I'm not actually using the data except for statistical analysis these days, having shut down my MI portfolio in March. I keep it up more just by habit, and because I paid for multiple years of subscription in advance. I'm a data pack rat.
Jim
No. of Recommendations: 16
I'm not actually using the data except for statistical analysis these days, having shut down my MI portfolio in March. I keep it up more just by habit, and because I paid for multiple years of subscription in advance. I'm a data pack rat.
I hear you. I'm not in exactly the same situation, living in the U.S. with my financial life anchored here for better or worse. I've been very gradually divesting from individual stocks because of the decidedly dark future I see for this country - for the duration of this presidency and possibly much longer. I've also seen no advantage for mechanical stock picking, compared to index investing, for a few years now. At my age, the thrill of trying to beat the market by 2-3% per year, and failing at it, is no longer there. So if and when the market is ever attractively priced again, I expect to redeploy my cash into index investments. Like you, I keep doing the weekly rankings altruistically by force of habit, and because I've had a monthly automatically renewing VL subscription at half price for 25 years now. And like you, I'm a data pack rat and I can't let go. :-)
Elan
No. of Recommendations: 8
the thrill of trying to beat the market by 2-3% per year, and failing at it, is no longer there.
Again, I hear you.
The more times I read that, the funnier it is : )
Certainly the biggest insight I had many years ago, when I used a lot of different investment strategies, is: stop doing the ones that clearly don't work.
Since that's too difficult a goal, I revised it: at least don't allocate a lot of money to them!
I've made money with MI, but it hasn't been my best success for a long time. My annualized rate of return on daily dollars of capital at risk in Berkshire and Berkshire derivatives is something like 26%/year for just under 25 years. Partly from buying low and selling high (I'm slightly net short at the moment, kind of a short strangle), and partly from the leverage embedded in calls.
Jim
No. of Recommendations: 0
Elan wrote: Wouldn't you know it. VL download prices are garbage, again.
What I do is compare the prices of two of the largest stocks in their data to their full history. In this case, IBM and AAPL. The prices of the most recent file are from 4/25/2018. So yes, they are garbage for our purposes.
No. of Recommendations: 0
I've also seen no advantage for mechanical stock picking, compared to index investing, for a few years now.
I ran into someone who uses O'Shaughnessey's strategies and has returned 20% CAGR for 25 years.
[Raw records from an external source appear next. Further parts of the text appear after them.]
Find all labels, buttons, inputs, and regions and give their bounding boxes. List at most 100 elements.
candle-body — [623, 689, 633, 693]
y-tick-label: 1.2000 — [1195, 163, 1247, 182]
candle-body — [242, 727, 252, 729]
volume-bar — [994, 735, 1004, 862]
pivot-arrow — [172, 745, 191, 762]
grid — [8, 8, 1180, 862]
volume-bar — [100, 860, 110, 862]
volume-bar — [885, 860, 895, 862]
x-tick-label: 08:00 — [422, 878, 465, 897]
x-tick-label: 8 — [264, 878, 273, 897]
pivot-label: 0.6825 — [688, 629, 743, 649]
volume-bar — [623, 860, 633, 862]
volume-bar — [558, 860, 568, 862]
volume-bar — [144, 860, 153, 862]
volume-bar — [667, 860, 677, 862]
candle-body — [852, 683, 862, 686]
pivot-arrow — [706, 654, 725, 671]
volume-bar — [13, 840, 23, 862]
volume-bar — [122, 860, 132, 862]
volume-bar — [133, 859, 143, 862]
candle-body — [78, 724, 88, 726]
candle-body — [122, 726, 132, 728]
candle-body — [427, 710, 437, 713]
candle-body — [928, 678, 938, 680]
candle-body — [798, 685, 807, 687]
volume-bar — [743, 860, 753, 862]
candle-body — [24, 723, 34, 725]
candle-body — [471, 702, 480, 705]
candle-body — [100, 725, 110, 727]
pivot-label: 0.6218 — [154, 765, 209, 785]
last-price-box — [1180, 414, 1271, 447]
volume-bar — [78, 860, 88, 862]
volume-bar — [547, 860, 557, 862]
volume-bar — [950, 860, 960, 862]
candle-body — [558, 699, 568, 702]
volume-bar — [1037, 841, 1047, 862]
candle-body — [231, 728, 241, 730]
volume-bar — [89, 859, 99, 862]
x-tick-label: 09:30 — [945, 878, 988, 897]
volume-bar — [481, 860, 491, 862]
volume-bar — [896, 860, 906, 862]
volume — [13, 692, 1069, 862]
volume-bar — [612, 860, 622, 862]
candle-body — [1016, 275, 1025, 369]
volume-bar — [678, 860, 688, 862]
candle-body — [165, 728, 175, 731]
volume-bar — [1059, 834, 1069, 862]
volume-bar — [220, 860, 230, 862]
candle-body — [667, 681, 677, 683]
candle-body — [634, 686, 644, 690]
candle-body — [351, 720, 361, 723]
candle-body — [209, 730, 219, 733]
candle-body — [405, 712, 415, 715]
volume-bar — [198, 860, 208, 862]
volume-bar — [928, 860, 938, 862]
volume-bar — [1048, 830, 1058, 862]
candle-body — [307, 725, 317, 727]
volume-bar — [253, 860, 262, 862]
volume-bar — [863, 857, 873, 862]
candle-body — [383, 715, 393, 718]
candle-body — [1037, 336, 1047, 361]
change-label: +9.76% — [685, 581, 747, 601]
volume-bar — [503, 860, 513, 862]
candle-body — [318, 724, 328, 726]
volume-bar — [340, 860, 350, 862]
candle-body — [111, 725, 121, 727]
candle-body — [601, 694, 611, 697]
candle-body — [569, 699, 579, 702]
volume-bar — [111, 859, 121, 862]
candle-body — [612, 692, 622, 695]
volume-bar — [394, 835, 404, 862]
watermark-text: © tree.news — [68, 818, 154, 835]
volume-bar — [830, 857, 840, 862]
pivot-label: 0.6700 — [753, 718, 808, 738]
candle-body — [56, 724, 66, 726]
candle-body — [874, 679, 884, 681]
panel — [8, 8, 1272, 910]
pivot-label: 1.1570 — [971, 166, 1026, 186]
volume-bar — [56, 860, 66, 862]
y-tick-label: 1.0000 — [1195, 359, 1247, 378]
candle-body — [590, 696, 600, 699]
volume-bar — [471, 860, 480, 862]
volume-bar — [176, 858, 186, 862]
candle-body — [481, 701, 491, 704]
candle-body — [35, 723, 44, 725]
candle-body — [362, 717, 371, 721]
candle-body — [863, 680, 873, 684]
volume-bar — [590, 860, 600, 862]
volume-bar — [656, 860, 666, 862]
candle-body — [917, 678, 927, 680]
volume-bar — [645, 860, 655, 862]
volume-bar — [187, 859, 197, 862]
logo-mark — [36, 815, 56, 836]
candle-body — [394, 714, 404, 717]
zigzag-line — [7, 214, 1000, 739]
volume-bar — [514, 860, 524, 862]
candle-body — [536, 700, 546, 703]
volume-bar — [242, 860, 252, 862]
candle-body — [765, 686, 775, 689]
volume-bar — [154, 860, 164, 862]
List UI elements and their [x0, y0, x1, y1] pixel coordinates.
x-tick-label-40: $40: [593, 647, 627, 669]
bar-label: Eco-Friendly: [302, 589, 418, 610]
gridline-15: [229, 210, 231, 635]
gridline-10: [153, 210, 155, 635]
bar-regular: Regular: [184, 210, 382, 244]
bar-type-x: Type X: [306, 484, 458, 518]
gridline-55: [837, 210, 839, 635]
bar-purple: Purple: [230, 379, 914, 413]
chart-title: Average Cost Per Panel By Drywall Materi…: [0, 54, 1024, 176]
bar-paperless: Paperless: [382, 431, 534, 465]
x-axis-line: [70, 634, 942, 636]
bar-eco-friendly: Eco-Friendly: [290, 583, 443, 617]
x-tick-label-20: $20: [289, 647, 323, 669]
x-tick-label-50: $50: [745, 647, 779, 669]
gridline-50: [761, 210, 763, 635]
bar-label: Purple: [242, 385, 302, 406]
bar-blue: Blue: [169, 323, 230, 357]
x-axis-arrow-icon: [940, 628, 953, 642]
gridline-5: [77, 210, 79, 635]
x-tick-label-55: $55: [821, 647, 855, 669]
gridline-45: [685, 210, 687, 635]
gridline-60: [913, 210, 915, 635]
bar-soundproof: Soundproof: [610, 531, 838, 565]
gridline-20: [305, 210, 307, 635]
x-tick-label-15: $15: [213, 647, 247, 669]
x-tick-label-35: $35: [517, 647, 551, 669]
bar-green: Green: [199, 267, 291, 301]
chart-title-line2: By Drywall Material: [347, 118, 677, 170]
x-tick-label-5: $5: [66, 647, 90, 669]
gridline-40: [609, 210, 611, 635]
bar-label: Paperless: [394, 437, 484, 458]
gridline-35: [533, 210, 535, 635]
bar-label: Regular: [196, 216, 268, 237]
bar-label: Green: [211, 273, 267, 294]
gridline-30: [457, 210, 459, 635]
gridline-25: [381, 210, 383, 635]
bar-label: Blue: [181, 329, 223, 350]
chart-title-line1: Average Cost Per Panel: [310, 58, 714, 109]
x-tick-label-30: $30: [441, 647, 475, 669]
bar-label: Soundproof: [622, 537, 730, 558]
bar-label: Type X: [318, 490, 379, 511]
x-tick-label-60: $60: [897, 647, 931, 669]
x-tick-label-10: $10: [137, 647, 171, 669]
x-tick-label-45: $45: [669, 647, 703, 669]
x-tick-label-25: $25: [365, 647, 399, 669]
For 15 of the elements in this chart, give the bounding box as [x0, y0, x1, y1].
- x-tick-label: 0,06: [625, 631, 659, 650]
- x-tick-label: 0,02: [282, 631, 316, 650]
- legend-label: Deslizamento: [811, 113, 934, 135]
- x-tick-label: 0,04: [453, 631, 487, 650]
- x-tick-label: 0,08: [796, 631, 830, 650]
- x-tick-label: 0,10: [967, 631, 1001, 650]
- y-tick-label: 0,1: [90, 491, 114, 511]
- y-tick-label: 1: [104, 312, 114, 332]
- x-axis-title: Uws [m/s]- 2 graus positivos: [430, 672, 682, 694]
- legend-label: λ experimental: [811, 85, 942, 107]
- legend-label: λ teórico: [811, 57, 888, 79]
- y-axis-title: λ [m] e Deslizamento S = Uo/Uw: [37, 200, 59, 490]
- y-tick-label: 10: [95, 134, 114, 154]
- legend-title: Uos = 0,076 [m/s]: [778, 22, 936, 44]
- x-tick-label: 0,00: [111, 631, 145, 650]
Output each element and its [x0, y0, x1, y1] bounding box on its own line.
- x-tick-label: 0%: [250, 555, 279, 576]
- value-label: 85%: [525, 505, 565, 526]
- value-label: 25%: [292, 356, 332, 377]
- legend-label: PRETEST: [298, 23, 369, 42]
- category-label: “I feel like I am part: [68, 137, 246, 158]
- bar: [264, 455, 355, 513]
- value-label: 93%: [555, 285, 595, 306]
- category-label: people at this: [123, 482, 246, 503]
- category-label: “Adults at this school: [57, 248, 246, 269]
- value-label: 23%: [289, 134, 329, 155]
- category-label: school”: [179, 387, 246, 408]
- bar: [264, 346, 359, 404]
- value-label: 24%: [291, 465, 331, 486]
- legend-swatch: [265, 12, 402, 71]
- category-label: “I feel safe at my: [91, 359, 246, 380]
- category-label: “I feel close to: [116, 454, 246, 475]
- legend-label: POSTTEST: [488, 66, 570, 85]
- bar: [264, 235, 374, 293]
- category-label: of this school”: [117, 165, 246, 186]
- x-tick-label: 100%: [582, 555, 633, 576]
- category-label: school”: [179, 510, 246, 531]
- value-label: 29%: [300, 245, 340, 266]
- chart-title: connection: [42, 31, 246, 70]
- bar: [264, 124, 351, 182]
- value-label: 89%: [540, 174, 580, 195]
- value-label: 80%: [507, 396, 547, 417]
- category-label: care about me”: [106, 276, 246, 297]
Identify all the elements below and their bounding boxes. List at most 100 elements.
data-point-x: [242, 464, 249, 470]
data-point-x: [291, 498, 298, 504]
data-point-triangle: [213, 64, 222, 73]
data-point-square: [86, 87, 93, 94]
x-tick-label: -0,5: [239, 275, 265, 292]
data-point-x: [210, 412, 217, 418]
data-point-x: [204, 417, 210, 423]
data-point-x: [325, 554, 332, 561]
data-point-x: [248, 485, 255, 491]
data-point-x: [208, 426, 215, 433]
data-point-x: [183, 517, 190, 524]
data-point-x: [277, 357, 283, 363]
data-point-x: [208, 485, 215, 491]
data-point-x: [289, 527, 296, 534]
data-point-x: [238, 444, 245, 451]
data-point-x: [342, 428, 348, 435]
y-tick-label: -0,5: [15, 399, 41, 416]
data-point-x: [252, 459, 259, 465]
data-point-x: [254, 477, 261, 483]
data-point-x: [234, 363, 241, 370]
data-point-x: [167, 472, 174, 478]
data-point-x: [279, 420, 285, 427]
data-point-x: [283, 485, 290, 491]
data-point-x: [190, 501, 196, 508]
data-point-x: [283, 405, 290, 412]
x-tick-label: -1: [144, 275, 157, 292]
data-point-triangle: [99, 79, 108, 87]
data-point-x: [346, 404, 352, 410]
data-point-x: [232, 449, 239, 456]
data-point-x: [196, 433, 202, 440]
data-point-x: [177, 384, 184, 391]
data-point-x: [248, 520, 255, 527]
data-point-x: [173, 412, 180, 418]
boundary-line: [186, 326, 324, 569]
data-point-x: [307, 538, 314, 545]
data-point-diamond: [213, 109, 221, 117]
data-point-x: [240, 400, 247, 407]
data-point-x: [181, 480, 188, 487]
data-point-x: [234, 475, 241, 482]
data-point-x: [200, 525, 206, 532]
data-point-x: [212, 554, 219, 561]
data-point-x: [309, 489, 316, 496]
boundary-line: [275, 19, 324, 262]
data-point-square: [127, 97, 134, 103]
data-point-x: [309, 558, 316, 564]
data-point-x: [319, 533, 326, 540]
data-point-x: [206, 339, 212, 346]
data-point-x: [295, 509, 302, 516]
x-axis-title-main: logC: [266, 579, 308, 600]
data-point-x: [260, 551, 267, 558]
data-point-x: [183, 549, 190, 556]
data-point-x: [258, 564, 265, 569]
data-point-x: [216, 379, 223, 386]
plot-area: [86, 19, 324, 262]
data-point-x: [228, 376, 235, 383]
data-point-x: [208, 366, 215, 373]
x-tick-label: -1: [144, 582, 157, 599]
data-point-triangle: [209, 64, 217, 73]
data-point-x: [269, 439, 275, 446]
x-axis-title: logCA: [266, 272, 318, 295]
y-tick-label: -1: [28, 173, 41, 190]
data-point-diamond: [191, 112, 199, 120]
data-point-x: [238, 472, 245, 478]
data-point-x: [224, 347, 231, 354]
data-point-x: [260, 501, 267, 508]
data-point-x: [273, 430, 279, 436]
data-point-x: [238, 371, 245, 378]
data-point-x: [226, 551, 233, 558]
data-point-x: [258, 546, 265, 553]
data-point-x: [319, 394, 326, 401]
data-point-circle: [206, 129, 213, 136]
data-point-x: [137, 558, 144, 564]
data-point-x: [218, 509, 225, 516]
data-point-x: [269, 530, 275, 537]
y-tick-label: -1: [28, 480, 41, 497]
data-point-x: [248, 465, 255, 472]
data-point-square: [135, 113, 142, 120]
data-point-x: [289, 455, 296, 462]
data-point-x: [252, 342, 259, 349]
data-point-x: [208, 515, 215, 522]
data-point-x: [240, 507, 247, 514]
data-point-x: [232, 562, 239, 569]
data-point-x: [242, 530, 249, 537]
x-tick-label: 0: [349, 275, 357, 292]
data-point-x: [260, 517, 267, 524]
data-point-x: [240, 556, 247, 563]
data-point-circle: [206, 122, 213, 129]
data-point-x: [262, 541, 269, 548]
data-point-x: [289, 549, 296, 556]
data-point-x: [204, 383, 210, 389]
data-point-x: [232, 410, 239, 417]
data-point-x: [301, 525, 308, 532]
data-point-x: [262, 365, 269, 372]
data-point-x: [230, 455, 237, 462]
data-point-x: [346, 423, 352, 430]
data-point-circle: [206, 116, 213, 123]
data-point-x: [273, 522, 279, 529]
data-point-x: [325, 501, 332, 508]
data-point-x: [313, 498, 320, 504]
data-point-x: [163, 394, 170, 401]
I started doing the same, and have done well so far, but it is much too soon to see if they will work.
No. of Recommendations: 0
In this case, IBM and AAPL.
IBM? Not that it matters much in this context, but it's ranked 32 by mcap in the VL database. I like to check a couple of stocks that have done large splits, like 10 for 1, in the last couple of years, because the price discrepancy pops right out.
Elan
No. of Recommendations: 0
I ran into someone who uses O'Shaughnessey's strategies and has returned 20% CAGR for 25 years.
I started doing the same, and have done well so far, but it is much too soon to see if they will work.
Too soon? What Works on Wall Street was published in 1997. Everything since then is post-discovery.
Elan
No. of Recommendations: 0
I've also seen no advantage for mechanical stock picking, compared to index investing, for a few years now. At my age, the thrill of trying to beat the market by 2-3% per year, and failing at it, is no longer there.
Have you also stopped your 6/3 option portfolio? If yes, how were results until you stopped? If no, how were result the last 3 years?
Let me say, you should be in the Guinness Book of world records for being able to follow this strategy pretty much mechanically for what, almost 25 years?
No. of Recommendations: 0
Mark19,
Would be interested to know which strategies in particular you decided to give a go recently.